DirectX 11 has been the dominant API for a significant amount of time and doesn’t really allow for effective scaling across a wide range of hardware configurations. Thankfully, DirectX 12 is a major step in the right direction and could revolutionize the way game engines communicate with hardware. Theoretically, the new API should reduce CPU overheads and result in better optimization, although this is down to the developers. DirectX 12 isn’t the only low-level API on offer and there’s a great open source alternative, codenamed Vulkan which supports Windows 7, 8.1, 10, Android and Linux!
This is going to be an enticing proposition for anyone who dislikes Windows 10, and it could help with optimization on SteamOS. AMD originally submitted the XGL proposal from their work on Mantle and this was accepted by the OpenGL Next working group. As a company, AMD’s open source ethos ties in extremely well with Vulkan and they are going to release a beta driver with Vulkan functionality.
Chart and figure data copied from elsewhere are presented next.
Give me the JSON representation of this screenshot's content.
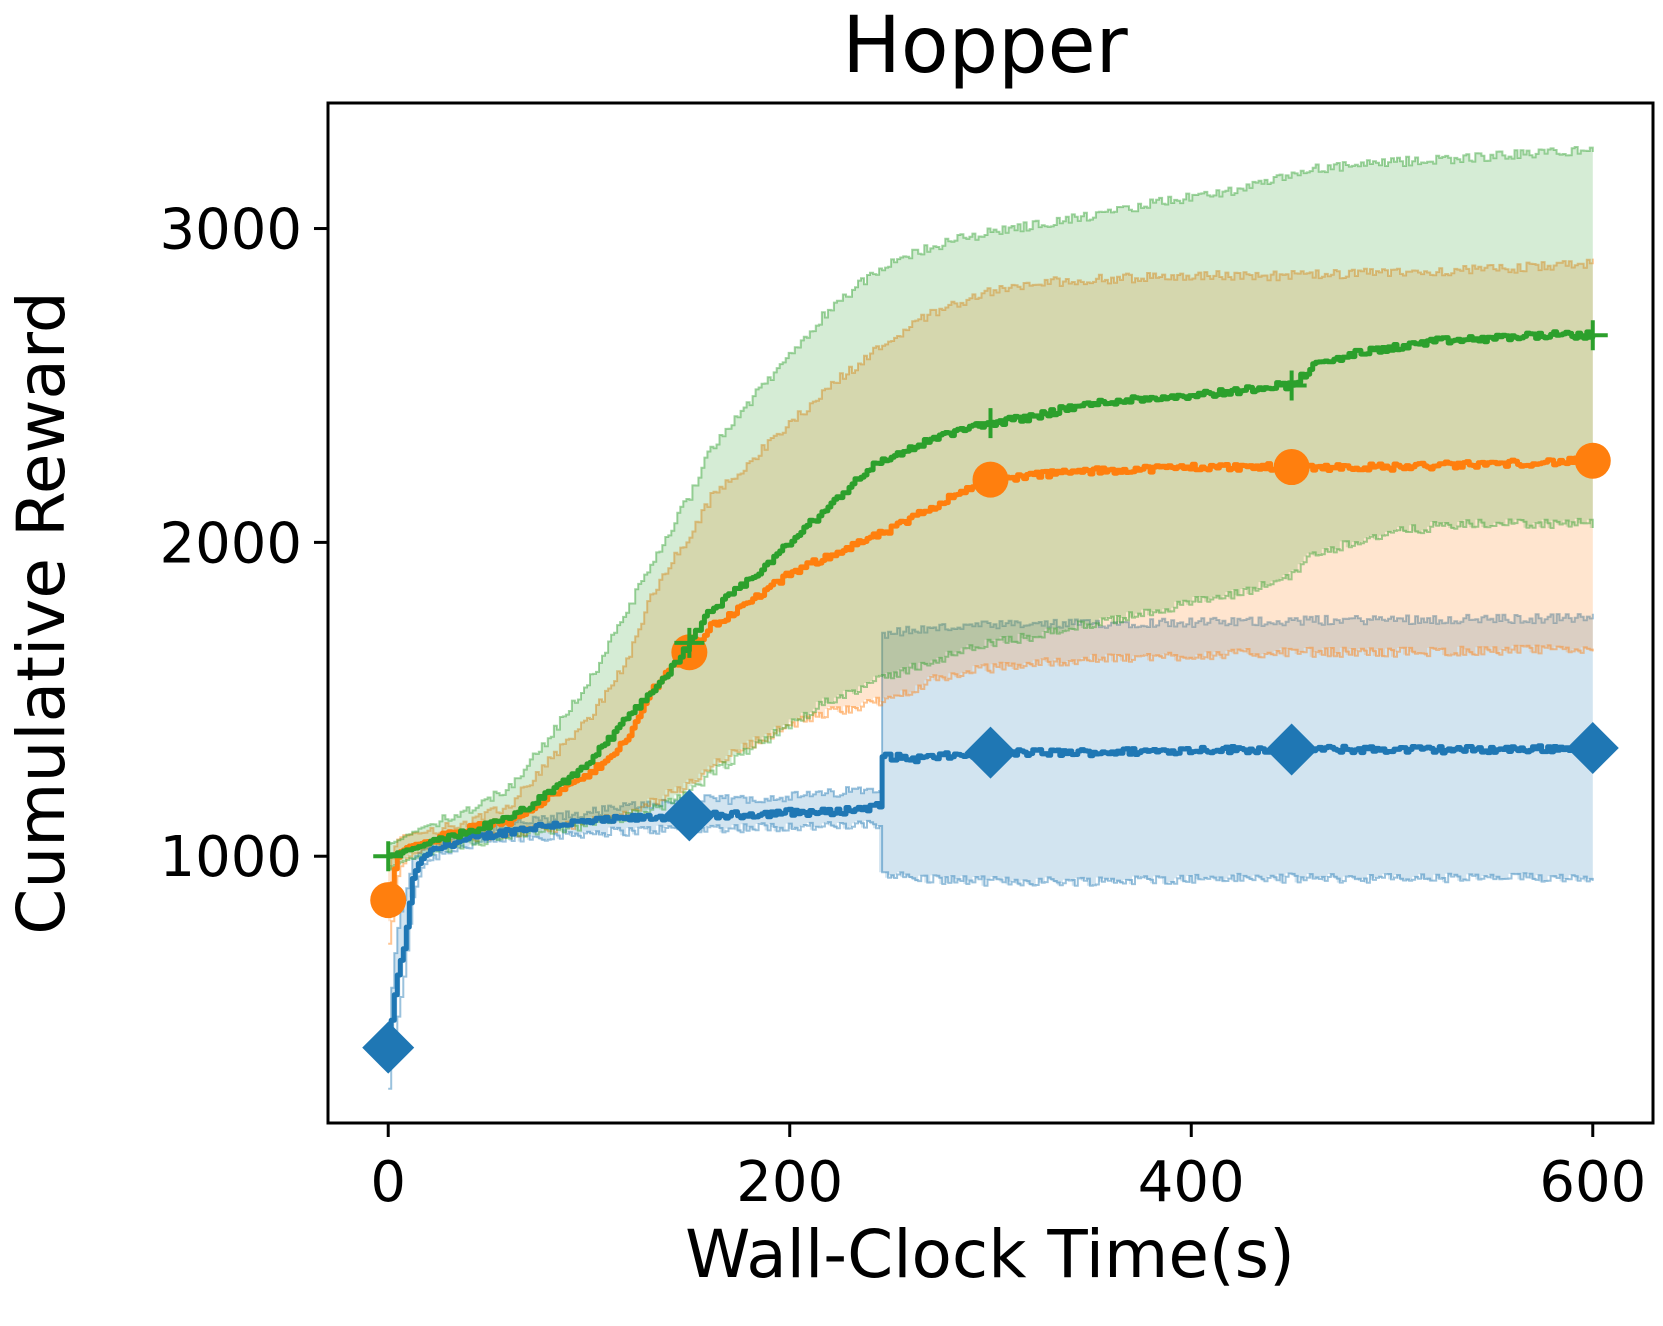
{
  "chart_data": {
    "type": "line",
    "title": "Hopper",
    "xlabel": "Wall-Clock Time(s)",
    "ylabel": "Cumulative Reward",
    "xlim": [
      -30,
      630
    ],
    "ylim": [
      150,
      3400
    ],
    "xticks": [
      0,
      200,
      400,
      600
    ],
    "yticks": [
      1000,
      2000,
      3000
    ],
    "grid": false,
    "legend": "none",
    "series": [
      {
        "color": "#1f77b4",
        "marker": "diamond",
        "markers_x": [
          0,
          150,
          300,
          450,
          600
        ],
        "x": [
          0,
          3,
          5,
          8,
          12,
          16,
          20,
          30,
          45,
          60,
          80,
          100,
          120,
          150,
          170,
          200,
          220,
          245,
          246,
          260,
          280,
          300,
          340,
          380,
          410,
          450,
          500,
          550,
          600
        ],
        "y": [
          390,
          560,
          640,
          720,
          930,
          990,
          1010,
          1040,
          1060,
          1080,
          1100,
          1110,
          1120,
          1130,
          1130,
          1140,
          1140,
          1160,
          1320,
          1310,
          1320,
          1330,
          1330,
          1335,
          1340,
          1340,
          1340,
          1340,
          1345
        ],
        "lower": [
          260,
          420,
          510,
          640,
          870,
          960,
          990,
          1020,
          1040,
          1055,
          1065,
          1075,
          1080,
          1090,
          1090,
          1095,
          1095,
          1100,
          950,
          930,
          925,
          920,
          920,
          925,
          930,
          930,
          930,
          930,
          935
        ],
        "upper": [
          470,
          690,
          800,
          870,
          990,
          1020,
          1030,
          1060,
          1080,
          1100,
          1120,
          1140,
          1160,
          1180,
          1180,
          1190,
          1200,
          1220,
          1710,
          1720,
          1730,
          1735,
          1740,
          1745,
          1745,
          1750,
          1755,
          1755,
          1760
        ]
      },
      {
        "color": "#ff7f0e",
        "marker": "circle",
        "markers_x": [
          0,
          150,
          300,
          450,
          600
        ],
        "x": [
          0,
          3,
          5,
          10,
          20,
          40,
          60,
          80,
          100,
          120,
          130,
          140,
          150,
          160,
          175,
          200,
          220,
          250,
          270,
          290,
          300,
          330,
          360,
          400,
          450,
          500,
          550,
          600
        ],
        "y": [
          860,
          960,
          1010,
          1030,
          1050,
          1090,
          1110,
          1190,
          1260,
          1380,
          1520,
          1600,
          1650,
          1730,
          1790,
          1900,
          1960,
          2040,
          2110,
          2180,
          2200,
          2220,
          2230,
          2240,
          2240,
          2240,
          2250,
          2260
        ],
        "lower": [
          720,
          860,
          960,
          1000,
          1030,
          1060,
          1070,
          1090,
          1110,
          1130,
          1170,
          1200,
          1230,
          1290,
          1340,
          1420,
          1460,
          1500,
          1560,
          1590,
          1600,
          1620,
          1630,
          1640,
          1650,
          1650,
          1655,
          1660
        ],
        "upper": [
          960,
          1030,
          1060,
          1070,
          1080,
          1110,
          1160,
          1310,
          1440,
          1640,
          1820,
          1930,
          2020,
          2140,
          2230,
          2380,
          2500,
          2650,
          2730,
          2780,
          2800,
          2830,
          2840,
          2850,
          2850,
          2860,
          2870,
          2890
        ]
      },
      {
        "color": "#2ca02c",
        "marker": "plus",
        "markers_x": [
          0,
          150,
          300,
          450,
          600
        ],
        "x": [
          0,
          5,
          10,
          20,
          40,
          60,
          80,
          100,
          120,
          140,
          150,
          160,
          180,
          200,
          220,
          240,
          260,
          280,
          300,
          320,
          340,
          360,
          380,
          400,
          420,
          440,
          450,
          460,
          480,
          500,
          520,
          550,
          570,
          600
        ],
        "y": [
          1000,
          1010,
          1020,
          1040,
          1080,
          1120,
          1200,
          1300,
          1450,
          1590,
          1680,
          1780,
          1880,
          2000,
          2120,
          2240,
          2300,
          2350,
          2380,
          2400,
          2430,
          2450,
          2460,
          2470,
          2480,
          2500,
          2500,
          2560,
          2600,
          2620,
          2640,
          2650,
          2660,
          2660
        ],
        "lower": [
          960,
          980,
          990,
          1010,
          1040,
          1060,
          1080,
          1100,
          1130,
          1170,
          1200,
          1260,
          1340,
          1420,
          1500,
          1550,
          1600,
          1640,
          1680,
          1700,
          1730,
          1750,
          1780,
          1810,
          1830,
          1870,
          1900,
          1960,
          2000,
          2030,
          2050,
          2060,
          2060,
          2060
        ],
        "upper": [
          1040,
          1050,
          1070,
          1100,
          1150,
          1220,
          1380,
          1560,
          1800,
          2040,
          2150,
          2300,
          2450,
          2600,
          2750,
          2850,
          2920,
          2960,
          2990,
          3010,
          3030,
          3050,
          3080,
          3100,
          3120,
          3150,
          3170,
          3190,
          3200,
          3210,
          3220,
          3230,
          3240,
          3250
        ]
      }
    ]
  }
}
Raja Koduri, Senior Vice President and Chief Architect, Radeon Technologies Group, AMD said:
“The release of the Vulkan™ 1.0 specification is a huge step forward for developers. The Vulkan™ API, which was derived from Mantle, will bring the benefits of low-overhead high-performance Graphics API to the benefit of cross-platform and cross-vendor targeted applications,“
“The promotion of open and scalable technologies continues to be the focus at AMD, as a pioneer in the low-overhead API space. As a member of the Khronos™ Group, AMD is proud to collaborate with hardware and software industry leaders to develop the Vulkan™ API to ignite the next evolution in PC game development.”
I cannot wait to see Vulkan’s impact compared to other APIs and it’s quite plausible to see major performance benefits. However, I think it will be challenging to encourage developers to adopt Vulkan because the majority of users seems to be excited for DirectX 12 and prepared to upgrade to Windows 10 despite many concerns regarding privacy.